Gutachten für die grüne Landtagsfraktion

Im Auftrag der Landtagsfraktion der Grünen in Baden-Württemberg hat Prof. Joachim Behnke von der Zeppelin University in Friedrichshafen eine Simulationsrechnung für die Landtagswahl in Baden-Württemberg auf Basis der Umfragen Ende Januar/Anfang Februar durchgeführt und dabei versucht, den kumulierten Vorteil des letzten Sitzes zu quantifizieren.
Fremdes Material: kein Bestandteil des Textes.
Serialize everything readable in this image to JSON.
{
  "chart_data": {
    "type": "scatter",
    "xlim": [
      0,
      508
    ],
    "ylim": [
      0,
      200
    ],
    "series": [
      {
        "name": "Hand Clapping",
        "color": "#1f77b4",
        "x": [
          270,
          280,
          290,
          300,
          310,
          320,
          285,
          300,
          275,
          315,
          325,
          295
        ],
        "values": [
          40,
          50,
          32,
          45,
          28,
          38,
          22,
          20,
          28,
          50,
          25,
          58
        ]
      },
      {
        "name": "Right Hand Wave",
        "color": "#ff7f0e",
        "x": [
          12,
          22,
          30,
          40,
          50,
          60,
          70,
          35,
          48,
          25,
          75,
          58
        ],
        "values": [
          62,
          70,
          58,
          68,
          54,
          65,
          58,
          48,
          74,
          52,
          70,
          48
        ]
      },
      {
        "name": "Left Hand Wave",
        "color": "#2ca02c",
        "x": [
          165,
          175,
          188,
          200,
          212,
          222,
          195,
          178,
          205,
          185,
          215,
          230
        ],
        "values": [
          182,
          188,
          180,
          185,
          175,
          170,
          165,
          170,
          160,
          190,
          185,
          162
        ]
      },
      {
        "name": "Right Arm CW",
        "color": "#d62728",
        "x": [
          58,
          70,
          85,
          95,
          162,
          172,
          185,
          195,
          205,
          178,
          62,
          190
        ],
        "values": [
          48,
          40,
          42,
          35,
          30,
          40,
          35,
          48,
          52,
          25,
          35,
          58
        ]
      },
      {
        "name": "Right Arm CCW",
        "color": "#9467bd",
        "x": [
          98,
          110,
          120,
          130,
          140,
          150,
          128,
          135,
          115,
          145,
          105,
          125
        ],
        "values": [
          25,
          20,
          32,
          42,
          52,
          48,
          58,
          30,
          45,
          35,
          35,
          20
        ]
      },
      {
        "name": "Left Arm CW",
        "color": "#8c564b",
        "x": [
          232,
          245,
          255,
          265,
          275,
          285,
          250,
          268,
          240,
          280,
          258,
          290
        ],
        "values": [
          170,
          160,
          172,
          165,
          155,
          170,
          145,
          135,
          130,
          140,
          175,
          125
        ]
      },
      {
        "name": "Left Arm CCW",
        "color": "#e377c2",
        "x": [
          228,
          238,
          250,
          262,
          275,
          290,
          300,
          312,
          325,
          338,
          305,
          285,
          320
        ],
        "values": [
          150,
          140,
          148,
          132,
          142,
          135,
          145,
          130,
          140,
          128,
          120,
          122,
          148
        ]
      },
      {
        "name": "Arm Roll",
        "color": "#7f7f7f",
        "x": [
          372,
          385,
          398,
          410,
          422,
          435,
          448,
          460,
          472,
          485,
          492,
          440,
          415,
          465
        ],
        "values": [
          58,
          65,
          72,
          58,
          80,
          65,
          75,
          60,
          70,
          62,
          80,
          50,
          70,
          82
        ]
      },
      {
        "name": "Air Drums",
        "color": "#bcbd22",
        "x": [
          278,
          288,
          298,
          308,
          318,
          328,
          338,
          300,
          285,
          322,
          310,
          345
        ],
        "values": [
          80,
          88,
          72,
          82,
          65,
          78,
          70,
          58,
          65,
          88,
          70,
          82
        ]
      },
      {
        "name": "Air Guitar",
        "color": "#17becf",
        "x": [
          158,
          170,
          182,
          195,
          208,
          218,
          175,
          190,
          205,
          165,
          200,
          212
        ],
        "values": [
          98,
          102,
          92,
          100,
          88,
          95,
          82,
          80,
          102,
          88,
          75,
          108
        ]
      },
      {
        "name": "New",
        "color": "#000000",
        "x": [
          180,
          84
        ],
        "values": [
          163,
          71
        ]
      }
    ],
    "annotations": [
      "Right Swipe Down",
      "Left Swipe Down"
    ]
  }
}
Die Ergebnisse wurden in der Presse allerdings etwas überinterpretiert.

Insgesamt wurden 4.000 Wahlergebnisse simuliert, die in einem schmalen Bereich (Standardabweichung dieser Umfragen) um diesen Umfragewert liegen. „Wahrscheinlichkeit“ bezieht sich im Gutachten dann auch auf diese Ergebnisverteilung. Der Autor warnt selber (so in Fußnote 4) vor einer Verwendung als Wahrscheinlichkeit im herkömmlichen Sinne.
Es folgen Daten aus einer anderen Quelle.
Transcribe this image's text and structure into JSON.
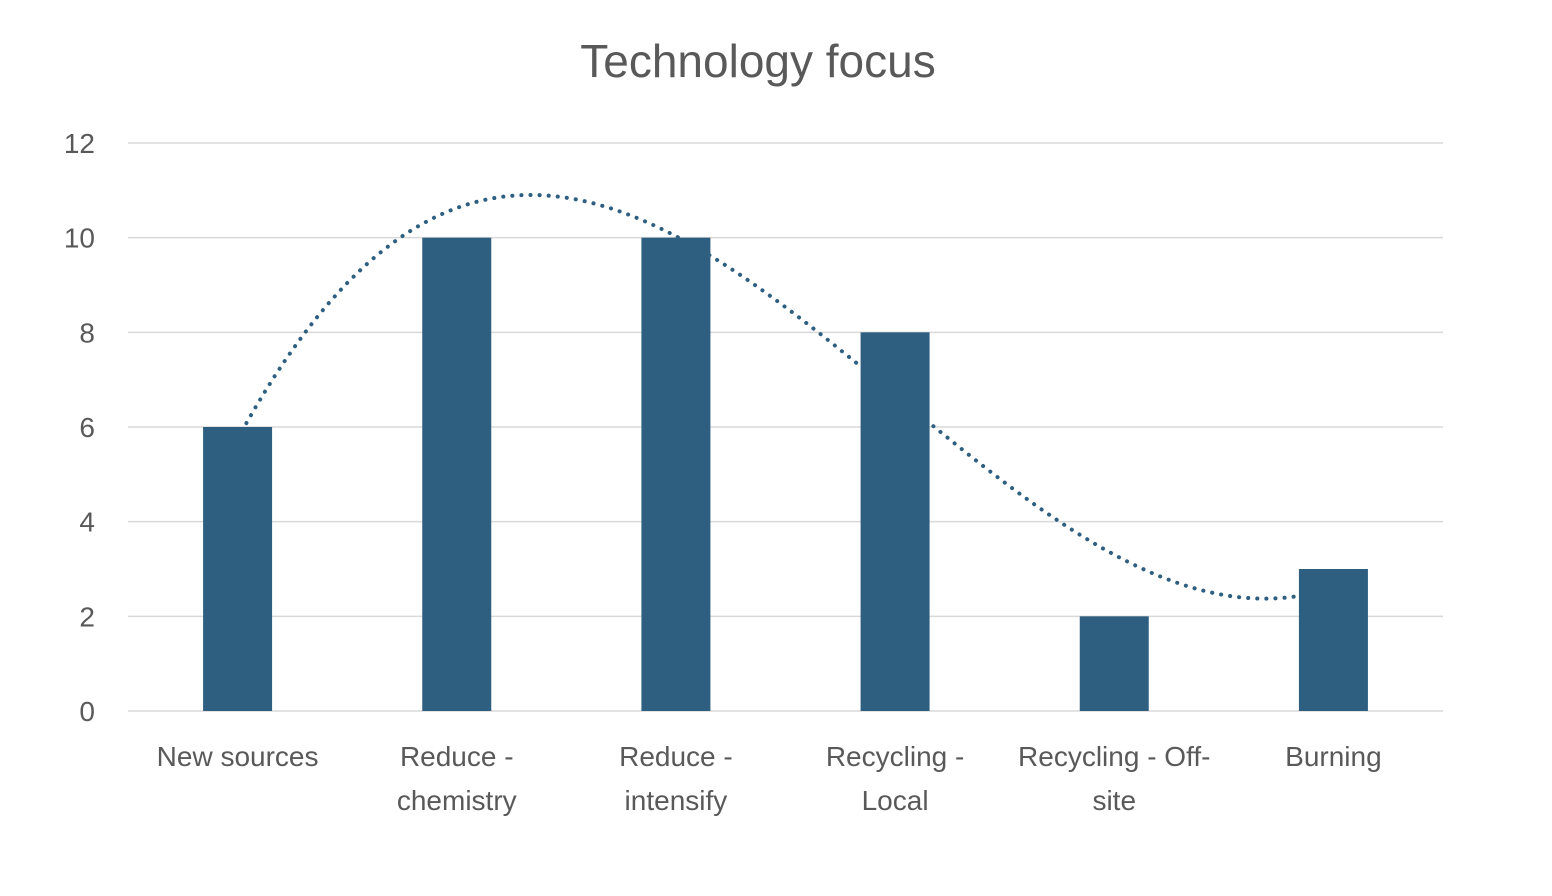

Die simulierten Ergebnisse ergeben im Durchschnitt einen Vorteil von 1,4 Sitzen für Schwarz-Gelb (der Vorteil von 1,4 Sitzen geht nur in eine Richtung, die einen erhalten 1,4 Sitze mehr, die anderen aber nichts weniger). Der Median (Zentralwert) und das Maximum betragen einen Sitz Vorteil für Schwarz-Gelb, wobei die Werte selbst zwischen einem Nachteil (!) von fünf Sitzen und einem Vorteil von sieben Sitzen stark schwanken. Desweiteren gibt es in 4 Prozent der Fälle eine Mehrheitsumkehr; CDU und FDP erhalten dann eine Mehrheit, die sie ohne Überhang- und Ausgleichsmandate nicht hätten.

Als Lösung schlägt Behnke eine Modifizierung des Berechnungsverfahren vor (s. o.), bei dem etwas mehr Ausgleichsmandate verteilt werden. Es soll der Quotient Stimmen/Sitzzahl der überhängenden Partei als neuer Zuteilungsdivisor benutzt werden, um den statistischen Vorteil des letzten Sitz zu beseitigen. Das Verfahren würde zu mehr Ausgleichsmandaten führen und wäre etwas anfälliger für negative Stimmgewichte. Die Landeswahlleiterin hat dieser Berechnung von Ausgleichsmandaten inzwischen eine Absage erteilt.

Der durchschnittliche Vorteil von 1,4 Sitzen dürfte mit nur geringen Abstrichen allgemeiner gelten, die Aussagen zur Mehrheitsumkehr hängen dagegen stark von den ausgewählten Wahlergebnissen ab. Die Wahrscheinlichkeit einer Mehrheitsumkehr durch Überhangmandate dürfte damit deutlich unter den angegebenen 4 Prozent liegen. Außerhalb der Simulationsrechnung scheinen die Zahlen eine gewisse Eigendynamik zu bekommen. Aus dem einen (oder 1,4) Sitz(en) werden rund zwei, dann bis zu vier.

Leider fehlen in der Studie Aussagen zu Mehrheitswechseln in die andere Richtung (also wenn sich eine Stimmenmehrheit von CDU und FDP nicht in einer Sitzmehrheit abbildet) und zu Mehrheitswechseln allein aufgrund kumulierter Rundungszufälle, ganz ohne Überhangmandate. Auch auf den Einfluss der Fünfprozenthürde auf die Simulation wird nicht näher eingegangen. Schließlich liegt die FDP (in der Simulation) nur knapp über, die Linke nur knapp unter 5 Prozent.

Diskussion über das Wahlrecht notwendig

Mehrheitswechsel allein durch Rundungsfehler sind in Mehrparteiensystemen nicht zu vermeiden, und mit der Fünfprozenthürde hat man viel stärker mehrheitsändernde Eingriffe ins Wahlsystem. Gleichwohl gehört gerade in Baden-Württemberg das Wahlrecht nach der Wahl auf den Prüfstand, und zwar über die Beseitigung von Regelungslücken hinaus. Denn durch die unsinnige Regelung des bezirkweisen Ausgleichs gewinnt die Sitzverteilung eine gravierende und unkalkulierbare Unschärfe, die völlig unnötig ist.